Pesan Tersembunyi di Balik Lirik yang Samar
Meski kadang-kadang sulit dipahami, lirik Yorke dalam Tall Tales sebagian besar bersifat langsung, tetapi samar dalam konteks lagu. Kita bisa mengikutinya sejenak, tetapi tetap kehilangan benang merah dalam skema yang lebih besar. Vibe album ini memang sengaja dibuat tidak nyaman, tetapi cerita-cerita di dalamnya sebagian besar kurang memuaskan.
"The Spirit" adalah lagu yang paling straightforward dalam album ini. Berdasarkan chord yang diulang-ulang, lagu ini diperkaya dengan keindahan yang terungkap seiring waktu. Isyarat emosional konvensional—alunan string dan trombone—akhirnya hadir seperti air mata. Lagu ini memiliki kejernihan yang jarang ditemukan di album ini.
Kesimpulan: Sebuah Eksperimen yang Patut Dihargai
Terlepas dari sinisme yang ditampilkan Yorke di tempat lain dalam Tall Tales, sulit untuk tidak terpikat dengan pivot-nya ke harapan di lagu "The Spirit". Secara keseluruhan, Tall Tales adalah eksperimen yang menarik, meskipun tidak selalu memuaskan.
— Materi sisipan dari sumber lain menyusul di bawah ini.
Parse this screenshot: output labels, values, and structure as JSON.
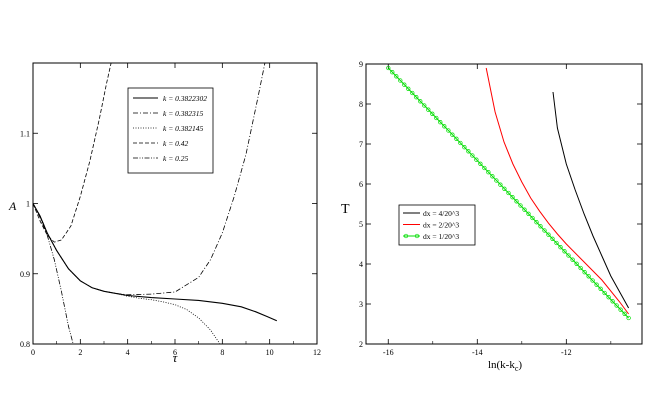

Album ini menunjukkan keberanian Pritchard dan Yorke untuk keluar dari zona nyaman mereka dan menjelajahi wilayah musik yang baru. It's like trying a new dish that you're not sure you'll like, but you're glad you tried it anyway. Pada akhirnya, Tall Tales adalah pengingat bahwa bahkan legenda pun bisa mengambil risiko dan mencoba hal-hal baru.